Every conversation your team has with a customer is just one part of that customer’s journey with your company. In order to provide the best support possible, your team needs to see not only their messages back and forth with a given customer, but also as much context about that customer’s experience as possible.
Has the customer recently searched for or read any articles on your Help Center? Has anyone else from their company reached out about a related issue? Did the customer recently make a purchase on your online store?
Kayako puts the answers to all of those questions – and lots more – at your fingertips, by incorporating key insights from each customer’s journey directly into their support conversations.
In this article, we’ll give you a tour of Kayako journeys and conversations, so your team can go into every support interaction equipped with as much context as possible.
Exploring customer journeys and conversations
In order to get the full story on your customers’ experience, you’ll be drawing on information from three places:
- Conversations provide not only a complete record of every message back and forth on a particular topic but also any relevant contextual details. That could include updates to the conversation made by a support agent, actions performed on the conversation by Kayako automations, and customer activities from either Kayako or external systems.
- Customer journeys give you a comprehensive view of a customer’s activities and behavior over time. The customer journey includes everything they’ve done in Kayako or connected external systems, across all of their conversations, since they first contacted your support team.
- Organization journeys provide a complete view of all of the activities and interactions from every customer in that organization. From here, you can see a chronological account of every message, satisfaction rating, Help Center search, and much more, from any member of the organization.
To get an idea of just how powerful each of these tools can be, let’s have a look at an example:
Interpreting conversations with context
Let’s use Brewfictus, our favorite fictional coffee equipment supplier. One of their senior support advocates, Simon, is fielding an urgent request from Franka, the owner of the Bank Cafe, whose espresso machine has sprung a leak. Let’s start by looking at the beginning of their conversation:
When Simon first opens up the conversation, he can scroll up to see the actions that Franka has taken leading up to her sending her first message. The conversation also shows him any automated actions that happened to the conversation when it first landed in Kayako, like being assigned to an SLA, as well as to a particular team.
When he replies to Franka, his message is added to the conversation, as are the updates he makes to the conversation’s type, status, and assignment. All of this will make it easy for him – and any other agent on his team – to follow along with conversation’s progress.
In addition to direct updates to the conversation from within Kayako, the conversation will also reflect any relevant activity from external systems that Brewfictus has hooked up to Kayako. For example, the Brewfictus maintenance team uses Trello to track their queue of maintenance visits, and they’ve set up a Zapier automation to feed any important updates back into Kayako.
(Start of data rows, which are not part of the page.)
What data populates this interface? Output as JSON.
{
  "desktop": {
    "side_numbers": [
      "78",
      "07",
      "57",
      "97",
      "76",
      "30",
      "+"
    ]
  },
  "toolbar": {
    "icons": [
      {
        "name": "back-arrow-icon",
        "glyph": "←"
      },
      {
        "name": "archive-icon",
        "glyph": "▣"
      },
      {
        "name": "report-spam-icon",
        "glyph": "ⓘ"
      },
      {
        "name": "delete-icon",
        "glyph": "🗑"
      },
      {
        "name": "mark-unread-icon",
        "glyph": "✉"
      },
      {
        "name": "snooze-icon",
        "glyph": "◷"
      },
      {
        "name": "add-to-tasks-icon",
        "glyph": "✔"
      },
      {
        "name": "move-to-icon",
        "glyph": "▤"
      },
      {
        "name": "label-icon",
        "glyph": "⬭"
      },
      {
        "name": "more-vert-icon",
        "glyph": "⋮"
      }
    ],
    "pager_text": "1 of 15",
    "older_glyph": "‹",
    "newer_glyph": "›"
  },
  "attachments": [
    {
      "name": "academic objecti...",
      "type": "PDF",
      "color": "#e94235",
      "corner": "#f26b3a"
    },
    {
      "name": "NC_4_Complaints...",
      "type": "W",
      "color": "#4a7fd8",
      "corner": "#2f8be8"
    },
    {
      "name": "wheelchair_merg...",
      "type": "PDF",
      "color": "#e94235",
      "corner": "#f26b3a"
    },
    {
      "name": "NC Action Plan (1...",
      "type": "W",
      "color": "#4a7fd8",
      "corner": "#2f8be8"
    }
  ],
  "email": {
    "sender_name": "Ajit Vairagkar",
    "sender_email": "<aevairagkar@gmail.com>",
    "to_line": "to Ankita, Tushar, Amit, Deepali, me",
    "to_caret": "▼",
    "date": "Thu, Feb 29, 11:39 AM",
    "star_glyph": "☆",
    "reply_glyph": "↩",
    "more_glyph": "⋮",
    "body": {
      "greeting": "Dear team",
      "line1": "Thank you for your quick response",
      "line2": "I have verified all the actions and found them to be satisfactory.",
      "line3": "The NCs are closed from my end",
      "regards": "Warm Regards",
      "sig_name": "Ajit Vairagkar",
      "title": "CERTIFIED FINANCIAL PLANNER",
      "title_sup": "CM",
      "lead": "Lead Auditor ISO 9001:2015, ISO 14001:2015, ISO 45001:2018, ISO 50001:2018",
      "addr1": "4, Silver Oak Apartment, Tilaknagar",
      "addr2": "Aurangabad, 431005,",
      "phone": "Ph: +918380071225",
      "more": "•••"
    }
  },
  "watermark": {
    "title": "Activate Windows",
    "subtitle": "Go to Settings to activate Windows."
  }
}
Here, Simon can see notifications for when he’s added a new card to Trello for the maintenance visit, as well as when their technician, Tobias, has received and scheduled the visit.
Finally, after a few more emails, Simon confirms that Tobias was able to get Franka back up and running.
Satisfied that the problem is solved, Simon can mark the conversation complete.
Seeing the big picture with customer and organization journeys
Even though this one conversation may be complete, it’s only one facet of the Brewfictus relationship with both Franka and the Bank Cafe overall.
At any point, from any conversation, Simon or his teammates can switch contexts to have a look at the full journey that the customer or organization has taken with their team.
From our example conversation above – or from any conversation he has with Franka – Simon can quickly switch to the customer journey tab, for a complete picture of Franka’s customer experience over time:
If that doesn’t give him the detail he’s looking for, though, he can take another step back, and have a look at the organization journey instead:
Here, Simon can see not only what Franka’s been up to, but also any activities from her colleagues at the Bank Cafe, as well.